In the possession of the dealer Gooden, London, 1896.
Now in the collection of John G. Johnson, Philadelphia.

Years later it became apparent that Hofstede de Groot (and John G. Johnson) had been tricked and this was a copy of the version in Kenwood House. It is thanks to Johnson's deeply founded interest in art that all paintings of dubious attribution in his possession, such as this one, were allowed to remain in the collection, where it has become a quiet testament to the "Vermeer craze" at the turn of the 20th century. Even after seeing the Kenwood House version, Hofstede de Groot was convinced of this painting's superiority, which demonstrates the skill of the unknown copyist. The provenance records mentioned by Hofstede de Groot pertain, however, to the Kenwood House version.
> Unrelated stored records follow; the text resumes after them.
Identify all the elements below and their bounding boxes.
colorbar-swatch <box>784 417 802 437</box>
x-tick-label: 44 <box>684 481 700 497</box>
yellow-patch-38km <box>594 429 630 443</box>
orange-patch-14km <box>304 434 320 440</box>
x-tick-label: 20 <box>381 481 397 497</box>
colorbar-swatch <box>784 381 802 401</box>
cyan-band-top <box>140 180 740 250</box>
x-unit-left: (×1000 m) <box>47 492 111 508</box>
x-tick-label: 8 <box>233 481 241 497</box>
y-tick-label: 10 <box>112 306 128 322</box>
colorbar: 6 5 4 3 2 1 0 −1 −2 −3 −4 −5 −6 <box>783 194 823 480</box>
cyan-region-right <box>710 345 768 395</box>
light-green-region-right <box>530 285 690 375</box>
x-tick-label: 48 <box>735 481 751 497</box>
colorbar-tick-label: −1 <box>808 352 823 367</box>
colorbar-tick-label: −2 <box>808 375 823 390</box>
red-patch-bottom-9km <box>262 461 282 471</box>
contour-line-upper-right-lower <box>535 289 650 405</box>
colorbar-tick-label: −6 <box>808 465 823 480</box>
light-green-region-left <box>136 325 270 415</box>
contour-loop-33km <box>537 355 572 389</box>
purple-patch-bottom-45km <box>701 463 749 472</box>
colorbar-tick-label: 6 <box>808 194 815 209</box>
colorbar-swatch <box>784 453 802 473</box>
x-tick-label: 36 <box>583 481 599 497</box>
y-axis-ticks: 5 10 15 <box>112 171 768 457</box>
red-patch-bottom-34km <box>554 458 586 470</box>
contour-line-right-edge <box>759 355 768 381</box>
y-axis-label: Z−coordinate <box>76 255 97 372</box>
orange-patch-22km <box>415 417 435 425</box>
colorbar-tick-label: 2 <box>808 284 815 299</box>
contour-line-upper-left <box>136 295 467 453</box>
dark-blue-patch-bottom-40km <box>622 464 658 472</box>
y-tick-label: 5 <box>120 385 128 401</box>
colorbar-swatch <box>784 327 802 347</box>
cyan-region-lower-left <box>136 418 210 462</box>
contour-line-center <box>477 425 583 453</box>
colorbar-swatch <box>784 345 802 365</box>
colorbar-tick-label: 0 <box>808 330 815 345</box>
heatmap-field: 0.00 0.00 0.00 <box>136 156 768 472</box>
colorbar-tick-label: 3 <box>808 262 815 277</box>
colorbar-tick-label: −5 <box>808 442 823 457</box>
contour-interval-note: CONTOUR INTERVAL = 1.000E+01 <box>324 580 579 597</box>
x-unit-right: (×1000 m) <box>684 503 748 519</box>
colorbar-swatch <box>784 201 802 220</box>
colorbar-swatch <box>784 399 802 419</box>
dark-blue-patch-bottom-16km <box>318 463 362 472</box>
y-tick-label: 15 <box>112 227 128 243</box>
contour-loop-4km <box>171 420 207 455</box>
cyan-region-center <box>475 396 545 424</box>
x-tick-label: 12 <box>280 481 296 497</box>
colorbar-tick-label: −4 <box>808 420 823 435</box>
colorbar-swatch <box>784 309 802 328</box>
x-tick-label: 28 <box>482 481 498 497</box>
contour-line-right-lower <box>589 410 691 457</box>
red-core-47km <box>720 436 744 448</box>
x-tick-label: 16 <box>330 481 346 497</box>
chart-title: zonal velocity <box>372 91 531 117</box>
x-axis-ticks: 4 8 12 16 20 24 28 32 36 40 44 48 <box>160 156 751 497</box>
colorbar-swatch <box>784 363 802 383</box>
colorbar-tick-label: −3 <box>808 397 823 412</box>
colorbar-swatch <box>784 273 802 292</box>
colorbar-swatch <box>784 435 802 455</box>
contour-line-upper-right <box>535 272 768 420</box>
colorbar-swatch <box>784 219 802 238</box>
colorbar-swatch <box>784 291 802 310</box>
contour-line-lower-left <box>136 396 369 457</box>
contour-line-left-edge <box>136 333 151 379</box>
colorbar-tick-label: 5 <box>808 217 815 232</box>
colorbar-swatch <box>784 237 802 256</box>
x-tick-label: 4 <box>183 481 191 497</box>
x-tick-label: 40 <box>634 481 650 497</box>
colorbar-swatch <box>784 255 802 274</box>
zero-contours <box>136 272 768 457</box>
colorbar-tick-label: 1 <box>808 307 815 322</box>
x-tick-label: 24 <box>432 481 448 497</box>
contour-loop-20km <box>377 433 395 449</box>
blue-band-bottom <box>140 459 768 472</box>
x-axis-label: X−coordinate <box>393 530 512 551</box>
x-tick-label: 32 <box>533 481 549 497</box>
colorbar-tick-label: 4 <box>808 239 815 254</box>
It is still unknown where the dealer Stephen Gooden acquired the painting.

In 2023, during the Rijksmuseum Vermeer exhibition, the painting was presented during a symposium by Arie Wallert as a possible work by the master based on modern paint analysis. Research suggests that over-cleaning of the surface has led to a heavily abraded surface that thus far has stood in the way of such an attribution.

The two paintings were exhibited at Kenwood House between September 2025 and January 2026, displayed side by side for the first time in over 300 years.